The second one from what I gather should then deal with 1/cos(pi x) but not sure what I would be doing with it. I'm a little confused since there is no x in the denominator to begin the problem off.

As well, the third one so far got 5+(6/5) into (5x+6)/x I am not sure if that would be correct but if so then the x value could not equal 0?

 

[richardt]

Nicolas5150:

sec(pi*x/2) = 1 / cos(pi*x/2). Hence the function is undefined whenever the denominator, cos(pi*x/2), is equal to zero. The cosine function has value zero whenever the argument is an odd multiple of pi/2 (i.e., +/- pi/2, +/-3pi/2, +/-5pi/2, ...).

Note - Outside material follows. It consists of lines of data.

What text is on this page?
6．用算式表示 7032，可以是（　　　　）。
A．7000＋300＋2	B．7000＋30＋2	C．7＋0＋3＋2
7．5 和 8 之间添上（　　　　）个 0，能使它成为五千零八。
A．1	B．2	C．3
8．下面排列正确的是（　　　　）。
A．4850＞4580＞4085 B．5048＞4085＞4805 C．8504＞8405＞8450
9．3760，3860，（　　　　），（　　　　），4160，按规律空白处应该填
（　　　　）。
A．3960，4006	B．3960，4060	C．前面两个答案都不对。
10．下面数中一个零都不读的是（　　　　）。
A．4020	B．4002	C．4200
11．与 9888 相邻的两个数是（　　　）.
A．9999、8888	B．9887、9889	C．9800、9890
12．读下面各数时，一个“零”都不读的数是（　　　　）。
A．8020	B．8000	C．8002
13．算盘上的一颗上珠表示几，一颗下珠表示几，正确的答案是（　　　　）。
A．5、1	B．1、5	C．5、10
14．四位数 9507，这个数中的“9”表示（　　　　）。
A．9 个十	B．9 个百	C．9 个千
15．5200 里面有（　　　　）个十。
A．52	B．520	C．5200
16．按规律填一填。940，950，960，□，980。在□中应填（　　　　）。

That said, since the given denominator is pi*x/2 = x * pi/2, it follows that function, g, is undefined for all odd x.

As to f(x) = 5 + 6/x, f is defined for all real numbers, x, such that x not = 0. After all, substituting anything beside zero for x gives a real number; does it not?

Rich

 

[Quaid]

The second one from what I gather should then deal with 1/cos(pi x) but not sure what I would be doing with it.

Did you see the following (red highlight for emphasis)?

On the second exercise, use an identity, to rewrite the secant function in terms of cosine.

Now ask yourself, "what values of x cause the denominator to become zero?"

I'm a little confused since there is no x in the denominator to begin the problem off.

Rest assured, that is not an issue.

sec(A) = 1/cos(A) is an identity. This means that, for all radian measures A for which both sides are defined, those two expressions are interchangeable.

In other words, the cosine function is the reciprocal of the secant function, so your problem implicitly starts off with x in a denominator.

the third one so far got 5+(6/5) into (5x+6)/x

I am not sure if that would be correct

Your result is correct.

The statement in blue indicates a hole of concern in the prerequisite material.

so then the x value could not equal 0?

Is this question serious? That is, you actually do not know for certain whether x can equal zero (or not)?


The instructions in these exercises ask for vertical asymptotes.

Vertical asymptotes occur wherever the denominator becomes zero.

Now ask yourself, "what value of x causes the denominator to become zero?"

Are you enrolled in a calculus course? Are you preparing for a placement exam? How long has it been, since you studied math?

Thank you :cool: